Juge des référés du Conseil d’État, le 16 janvier 2025, n°500493

Le juge des référés du Conseil d’État a rendu, le 16 janvier 2025, une ordonnance rappelant les limites strictes de la compétence administrative. Un particulier a sollicité la suspension de décisions prises par un juge de l’exécution dans un litige relatif à des saisies immobilières. Le requérant invoquait l’urgence de sa situation financière et une atteinte disproportionnée à son droit de propriété pour justifier cette mesure de référé. Il a porté son action directement devant la haute juridiction administrative afin d’obtenir l’arrêt de l’exécution des décisions judiciaires contestées. La question posée au juge consistait à déterminer si la juridiction administrative peut contrôler des actes relevant de l’exercice de la fonction juridictionnelle judiciaire. Le Conseil d’État rejette la requête en précisant qu’il « n’appartient pas à la juridiction administrative de connaître d’une telle requête ». Cette décision permet d’analyser l’étanchéité absolue entre les ordres juridictionnels avant d’étudier la célérité du traitement des demandes manifestement irrégulières.

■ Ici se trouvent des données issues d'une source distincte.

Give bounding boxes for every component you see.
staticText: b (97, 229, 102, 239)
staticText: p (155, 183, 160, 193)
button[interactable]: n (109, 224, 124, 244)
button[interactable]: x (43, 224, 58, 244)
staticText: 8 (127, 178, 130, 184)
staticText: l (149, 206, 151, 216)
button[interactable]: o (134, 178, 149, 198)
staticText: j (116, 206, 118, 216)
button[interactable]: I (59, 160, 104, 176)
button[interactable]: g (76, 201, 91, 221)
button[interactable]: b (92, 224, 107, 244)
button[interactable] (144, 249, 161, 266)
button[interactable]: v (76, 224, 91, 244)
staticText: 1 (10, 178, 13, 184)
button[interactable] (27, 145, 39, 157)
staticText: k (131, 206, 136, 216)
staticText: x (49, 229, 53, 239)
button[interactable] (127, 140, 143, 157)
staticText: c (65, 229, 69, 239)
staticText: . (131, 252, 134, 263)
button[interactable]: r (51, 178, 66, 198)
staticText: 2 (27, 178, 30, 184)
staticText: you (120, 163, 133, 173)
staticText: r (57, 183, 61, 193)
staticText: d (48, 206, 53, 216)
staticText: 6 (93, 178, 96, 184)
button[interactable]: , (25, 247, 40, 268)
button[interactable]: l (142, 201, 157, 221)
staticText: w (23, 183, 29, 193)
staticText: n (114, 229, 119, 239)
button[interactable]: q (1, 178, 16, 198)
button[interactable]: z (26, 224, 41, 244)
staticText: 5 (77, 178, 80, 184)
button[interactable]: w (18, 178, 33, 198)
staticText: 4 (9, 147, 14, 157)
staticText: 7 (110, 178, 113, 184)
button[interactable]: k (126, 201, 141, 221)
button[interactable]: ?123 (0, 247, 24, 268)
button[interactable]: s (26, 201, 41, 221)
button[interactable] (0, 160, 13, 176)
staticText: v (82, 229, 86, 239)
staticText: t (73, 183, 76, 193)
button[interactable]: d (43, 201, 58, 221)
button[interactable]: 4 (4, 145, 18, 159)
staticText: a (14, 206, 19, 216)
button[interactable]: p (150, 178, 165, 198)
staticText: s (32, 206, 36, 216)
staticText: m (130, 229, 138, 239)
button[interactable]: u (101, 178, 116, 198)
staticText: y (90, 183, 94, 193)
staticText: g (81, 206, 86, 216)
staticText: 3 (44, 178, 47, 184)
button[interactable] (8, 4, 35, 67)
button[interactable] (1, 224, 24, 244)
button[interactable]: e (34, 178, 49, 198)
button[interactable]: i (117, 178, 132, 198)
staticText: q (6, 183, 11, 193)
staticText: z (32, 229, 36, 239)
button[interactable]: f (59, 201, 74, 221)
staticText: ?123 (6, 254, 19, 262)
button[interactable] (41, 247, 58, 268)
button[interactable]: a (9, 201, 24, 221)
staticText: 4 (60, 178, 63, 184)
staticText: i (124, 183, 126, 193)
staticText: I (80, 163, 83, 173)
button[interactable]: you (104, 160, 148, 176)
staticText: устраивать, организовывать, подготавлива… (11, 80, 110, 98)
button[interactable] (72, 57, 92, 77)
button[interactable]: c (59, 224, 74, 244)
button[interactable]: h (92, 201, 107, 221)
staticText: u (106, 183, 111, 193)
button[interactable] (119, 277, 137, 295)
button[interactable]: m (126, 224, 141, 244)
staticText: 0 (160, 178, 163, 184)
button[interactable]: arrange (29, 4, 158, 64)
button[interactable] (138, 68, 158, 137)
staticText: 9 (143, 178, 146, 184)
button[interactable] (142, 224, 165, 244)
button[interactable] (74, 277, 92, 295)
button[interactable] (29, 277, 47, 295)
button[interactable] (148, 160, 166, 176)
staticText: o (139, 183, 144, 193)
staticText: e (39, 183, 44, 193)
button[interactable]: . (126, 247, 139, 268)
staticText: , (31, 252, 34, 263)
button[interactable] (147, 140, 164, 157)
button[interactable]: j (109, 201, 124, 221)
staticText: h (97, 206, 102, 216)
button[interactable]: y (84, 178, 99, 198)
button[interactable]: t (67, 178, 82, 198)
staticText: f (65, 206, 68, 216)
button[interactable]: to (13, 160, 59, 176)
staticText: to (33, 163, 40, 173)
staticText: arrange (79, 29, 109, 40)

I. L’étanchéité absolue entre les fonctions juridictionnelle et administrative

A. Le refus de contrôler les actes de la fonction juridictionnelle

Le juge rappelle que les actes juridictionnels échappent par nature au contrôle de l’ordre administratif, contrairement aux simples mesures d’organisation du service public. Cette distinction classique interdit au juge administratif de suspendre une décision rendue par une autorité judiciaire dans l’exercice de son pouvoir de juger. L’ordonnance souligne qu’il ne peut être question de « suspendre l’exécution des décisions rendues par le juge de l’exécution du tribunal judiciaire de Rennes ». Le litige se rattache exclusivement à la sphère judiciaire puisque les mesures contestées découlent directement de l’application du droit privé des saisies. Une telle solution protège l’indépendance de l’autorité judiciaire en évitant toute immixtion de la juridiction administrative dans le cours d’un procès civil.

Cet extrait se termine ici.